Poin yang terutama dipermasalahkan adalah Pasal 32 yang menyatakan pelaku usaha pertunjukan film wajib mempertunjukkan film Indonesia sekurang-kurangnya 60% dari seluruh jam pertunjukan film yang dimilikinya selama 6 bulan berturut-turut.
Ketua Gabungan Pengusaha Bioskop Indonesia (GPBSI) Djonny Sjafrudin mengatakan pasal tersebut tidak konsisten dengan dikeluarkannya bioskop dari Daftar Negatif Investasi (DNI). Selain itu, pasal tersebut tidak mempertimbangkan kondisi film nasional yang sebagian besar kualitasnya masih dipertanyakan.
“Ini standar ganda.

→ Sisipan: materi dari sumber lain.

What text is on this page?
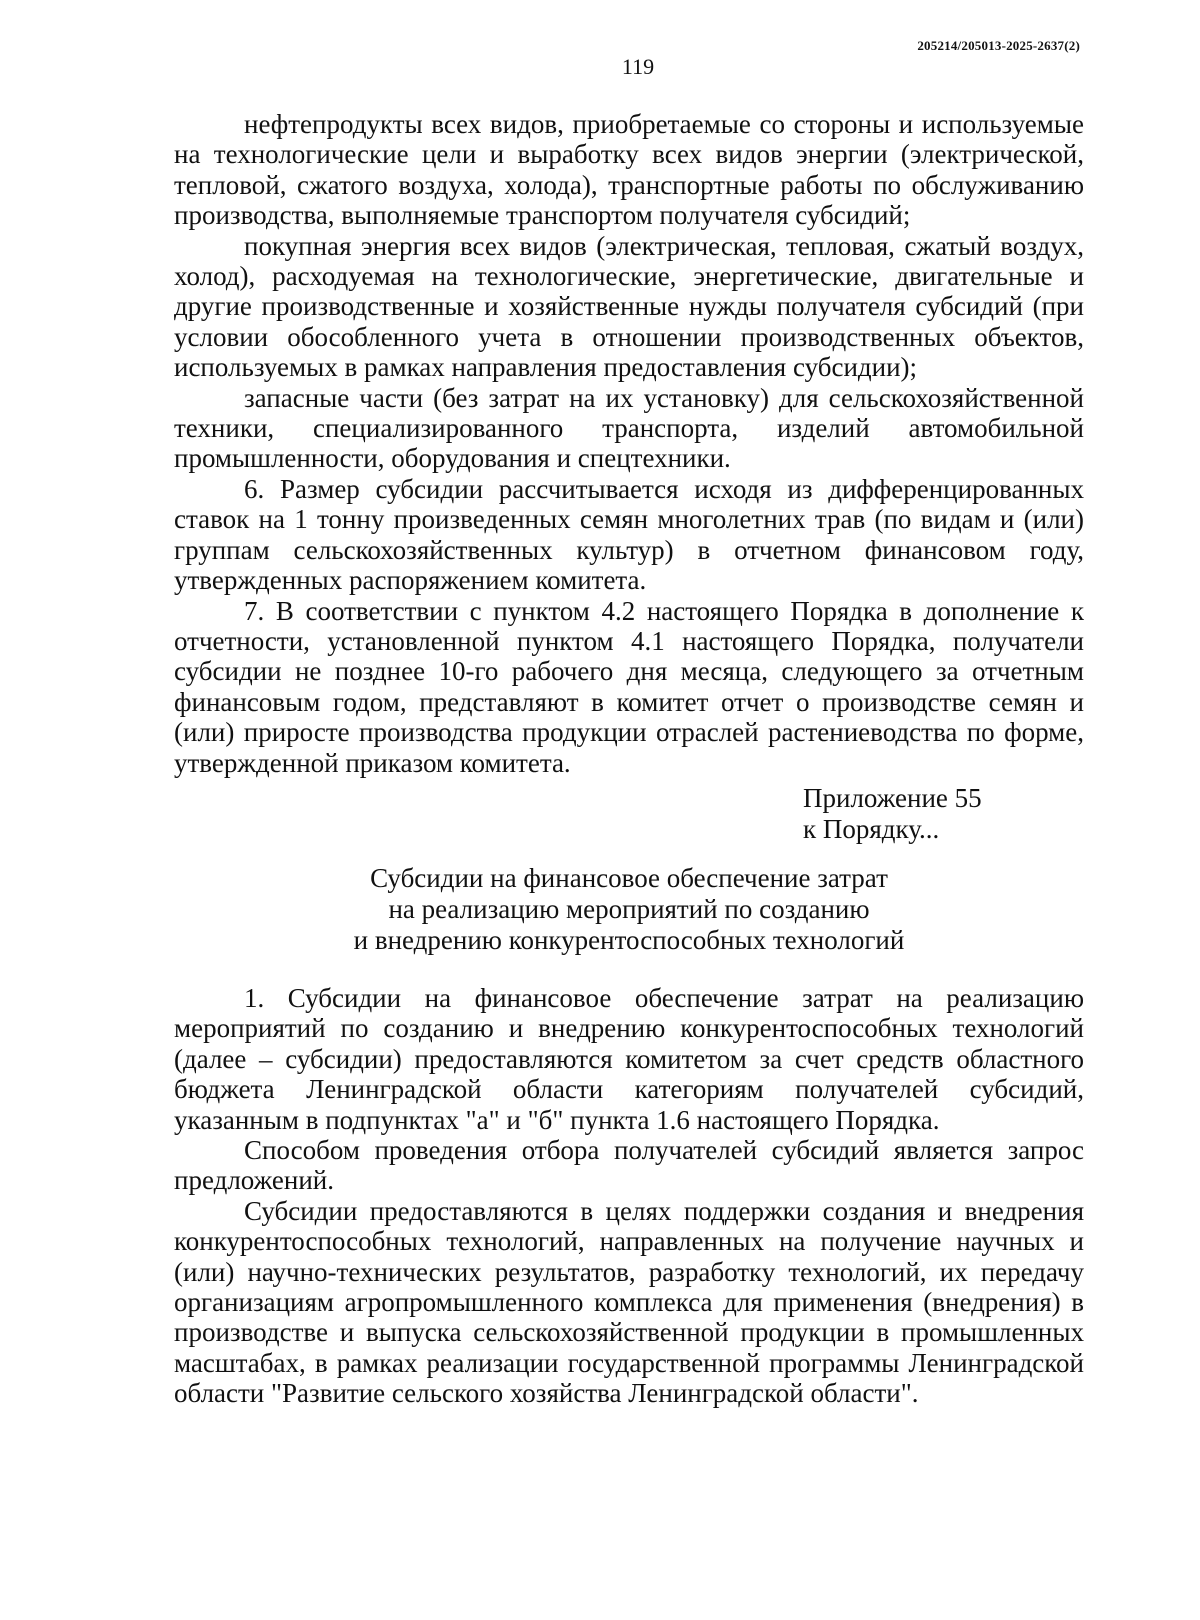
205214/205013-2025-2637(2)
119

нефтепродукты всех видов, приобретаемые со стороны и используемые на технологические цели и выработку всех видов энергии (электрической, тепловой, сжатого воздуха, холода), транспортные работы по обслуживанию производства, выполняемые транспортом получателя субсидий;

покупная энергия всех видов (электрическая, тепловая, сжатый воздух, холод), расходуемая на технологические, энергетические, двигательные и другие производственные и хозяйственные нужды получателя субсидий (при условии обособленного учета в отношении производственных объектов, используемых в рамках направления предоставления субсидии);

запасные части (без затрат на их установку) для сельскохозяйственной техники, специализированного транспорта, изделий автомобильной промышленности, оборудования и спецтехники.

6. Размер субсидии рассчитывается исходя из дифференцированных ставок на 1 тонну произведенных семян многолетних трав (по видам и (или) группам сельскохозяйственных культур) в отчетном финансовом году, утвержденных распоряжением комитета.

7. В соответствии с пунктом 4.2 настоящего Порядка в дополнение к отчетности, установленной пунктом 4.1 настоящего Порядка, получатели субсидии не позднее 10-го рабочего дня месяца, следующего за отчетным финансовым годом, представляют в комитет отчет о производстве семян и (или) приросте производства продукции отраслей растениеводства по форме, утвержденной приказом комитета.

Приложение 55
к Порядку...
Субсидии на финансовое обеспечение затрат
на реализацию мероприятий по созданию
и внедрению конкурентоспособных технологий

1. Субсидии на финансовое обеспечение затрат на реализацию мероприятий по созданию и внедрению конкурентоспособных технологий (далее – субсидии) предоставляются комитетом за счет средств областного бюджета Ленинградской области категориям получателей субсидий, указанным в подпунктах "а" и "б" пункта 1.6 настоящего Порядка.

Способом проведения отбора получателей субсидий является запрос предложений.

Субсидии предоставляются в целях поддержки создания и внедрения конкурентоспособных технологий, направленных на получение научных и (или) научно-технических результатов, разработку технологий, их передачу организациям агропромышленного комплекса для применения (внедрения) в производстве и выпуска сельскохозяйственной продукции в промышленных масштабах, в рамках реализации государственной программы Ленинградской области "Развитие сельского хозяйства Ленинградской области".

Harusnya kompetitif saja karena kita katanya sudah siap undang investor asing. Kalau mau dukung industri nasional mestinya ada bantuan akses pembiayaan dan pendidikan untuk pengusaha serta kru film kita,” ujarnya kepada Bisnis, baru-baru ini.
Revisi DNI untuk bioskop dilakukan pada Februari 2016, di mana keran investasi dibuka 100% bagi investor asing. Pemerintah meyakini langkah itu dapat mendorong perkembangan industri perfilman Indonesia, termasuk dengan meningkatkan jumlah serta sebaran layar bioskop.
Menurut data GPBSI, hingga Mei 2016 terdapat 1.175 layar bioskop di seluruh Indonesia atau tumbuh 6% dari periode yang sama tahun sebelumnya. Adapun pada akhir 2015 tercatat ada 1.111 layar atau naik 18% secara year-on-year. Sejak 2013 rata-rata jumlah layar bertambah 130 buah per tahun.